Piensen por ejemplo en el final de la película de Inception, ¿podemos confiar en que un pequeño trompo nos indique la diferencia entre sueño y vigilia, si suponemos que nuestros sueños pueden ser tan complejos como la realidad?

Pareciera que el truco de los objetos de la película no es suficiente y que este experimento mental nos llevaría a seguir reflexionando sobre las diferencias entre estar despierto o dormido. Pero ahora piensen en un segundo experimento mental, ¿qué pasaría si fuéramos cerebros en una cubeta que están siendo estimulados a través de una computadora de tal forma que creemos que tenemos una experiencia corporal cotidiana como la que conocemos, pero todo esto es sólo una simulación?

Este escenario (que suena muy parecido a lo que plantea la película de Matrix) nos lleva a reflexionar sobre la división mente/cuerpo, sobre lo que es tener experiencias sobre el mundo que nos rodea y cómo formamos las creencias sobre él. Este escenario agrega un nivel de dificultad añadido al anterior: no es que no podamos distinguir entre sueño y vigilia.

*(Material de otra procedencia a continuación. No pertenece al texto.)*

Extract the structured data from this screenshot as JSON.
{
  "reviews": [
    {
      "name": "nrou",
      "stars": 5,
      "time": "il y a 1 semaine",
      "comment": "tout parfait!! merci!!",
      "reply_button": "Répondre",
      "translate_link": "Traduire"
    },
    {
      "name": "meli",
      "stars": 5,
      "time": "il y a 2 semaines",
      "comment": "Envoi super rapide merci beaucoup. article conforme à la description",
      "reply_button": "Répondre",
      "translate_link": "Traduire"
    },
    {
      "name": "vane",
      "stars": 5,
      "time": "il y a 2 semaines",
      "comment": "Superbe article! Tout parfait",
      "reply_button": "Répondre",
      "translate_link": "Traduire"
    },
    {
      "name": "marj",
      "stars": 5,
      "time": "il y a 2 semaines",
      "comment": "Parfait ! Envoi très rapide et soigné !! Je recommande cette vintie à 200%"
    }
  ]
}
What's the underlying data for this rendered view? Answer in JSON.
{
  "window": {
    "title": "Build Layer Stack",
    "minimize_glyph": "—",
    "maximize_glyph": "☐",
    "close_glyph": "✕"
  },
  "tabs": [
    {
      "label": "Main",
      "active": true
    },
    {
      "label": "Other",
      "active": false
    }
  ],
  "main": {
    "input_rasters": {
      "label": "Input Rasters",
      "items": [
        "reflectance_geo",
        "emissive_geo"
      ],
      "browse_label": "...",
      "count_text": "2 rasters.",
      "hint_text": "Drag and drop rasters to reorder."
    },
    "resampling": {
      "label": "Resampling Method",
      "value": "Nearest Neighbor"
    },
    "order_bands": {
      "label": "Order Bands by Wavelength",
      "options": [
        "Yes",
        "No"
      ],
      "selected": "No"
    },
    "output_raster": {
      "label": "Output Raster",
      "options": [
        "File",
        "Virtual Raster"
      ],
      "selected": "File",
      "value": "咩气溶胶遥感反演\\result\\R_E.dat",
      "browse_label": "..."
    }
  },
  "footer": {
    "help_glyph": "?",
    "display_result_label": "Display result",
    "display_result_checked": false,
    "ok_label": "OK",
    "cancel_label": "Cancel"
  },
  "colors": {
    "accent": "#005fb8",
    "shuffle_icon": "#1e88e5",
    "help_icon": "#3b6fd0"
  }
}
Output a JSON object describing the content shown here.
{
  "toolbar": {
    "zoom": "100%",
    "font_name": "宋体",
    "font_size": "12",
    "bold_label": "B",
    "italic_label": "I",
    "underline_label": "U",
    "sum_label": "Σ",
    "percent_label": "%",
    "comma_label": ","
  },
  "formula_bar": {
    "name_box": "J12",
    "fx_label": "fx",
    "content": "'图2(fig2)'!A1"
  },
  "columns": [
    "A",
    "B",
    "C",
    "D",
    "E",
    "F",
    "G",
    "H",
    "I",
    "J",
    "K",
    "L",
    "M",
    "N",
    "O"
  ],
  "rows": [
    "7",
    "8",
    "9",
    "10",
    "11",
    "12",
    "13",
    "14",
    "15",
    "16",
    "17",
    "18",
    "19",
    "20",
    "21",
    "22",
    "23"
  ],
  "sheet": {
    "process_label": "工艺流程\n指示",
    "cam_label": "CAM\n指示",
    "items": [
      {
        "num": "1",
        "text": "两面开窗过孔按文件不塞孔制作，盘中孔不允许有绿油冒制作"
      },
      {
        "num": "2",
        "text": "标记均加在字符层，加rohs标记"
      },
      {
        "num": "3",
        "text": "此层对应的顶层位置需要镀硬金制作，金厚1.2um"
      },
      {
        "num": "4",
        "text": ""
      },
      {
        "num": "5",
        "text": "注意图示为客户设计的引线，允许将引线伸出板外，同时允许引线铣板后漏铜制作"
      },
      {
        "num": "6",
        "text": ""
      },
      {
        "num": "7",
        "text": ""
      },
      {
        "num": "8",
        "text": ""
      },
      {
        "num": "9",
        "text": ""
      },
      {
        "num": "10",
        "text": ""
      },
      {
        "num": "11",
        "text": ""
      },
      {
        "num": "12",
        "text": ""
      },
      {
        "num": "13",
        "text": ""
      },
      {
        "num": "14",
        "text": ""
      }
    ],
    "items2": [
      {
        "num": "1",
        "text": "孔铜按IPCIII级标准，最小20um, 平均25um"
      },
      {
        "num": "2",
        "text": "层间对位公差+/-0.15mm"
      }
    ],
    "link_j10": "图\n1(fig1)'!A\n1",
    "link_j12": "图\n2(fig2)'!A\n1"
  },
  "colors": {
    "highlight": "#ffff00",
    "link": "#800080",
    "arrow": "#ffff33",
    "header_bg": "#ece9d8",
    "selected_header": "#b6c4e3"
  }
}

El nuevo reto escéptico es que tan sólo desde nuestra experiencia y nuestras creencias cotidianas sobre el mundo exterior, no podríamos excluir la posibilidad de que somos sólo cerebros en cubetas, así que ¿cómo podríamos seguir pensando en la fiabilidad de nuestro conocimiento sobre el mundo si no podemos descartar este desafío escéptico?

En 1921, un filósofo llamado Bertrand Russell planteó el siguiente experimento mental. Imaginen que el mundo comenzó a existir apenas hace cinco minutos. Todo lo que recordamos de antes de esos cinco minutos son tan sólo creencias falsas.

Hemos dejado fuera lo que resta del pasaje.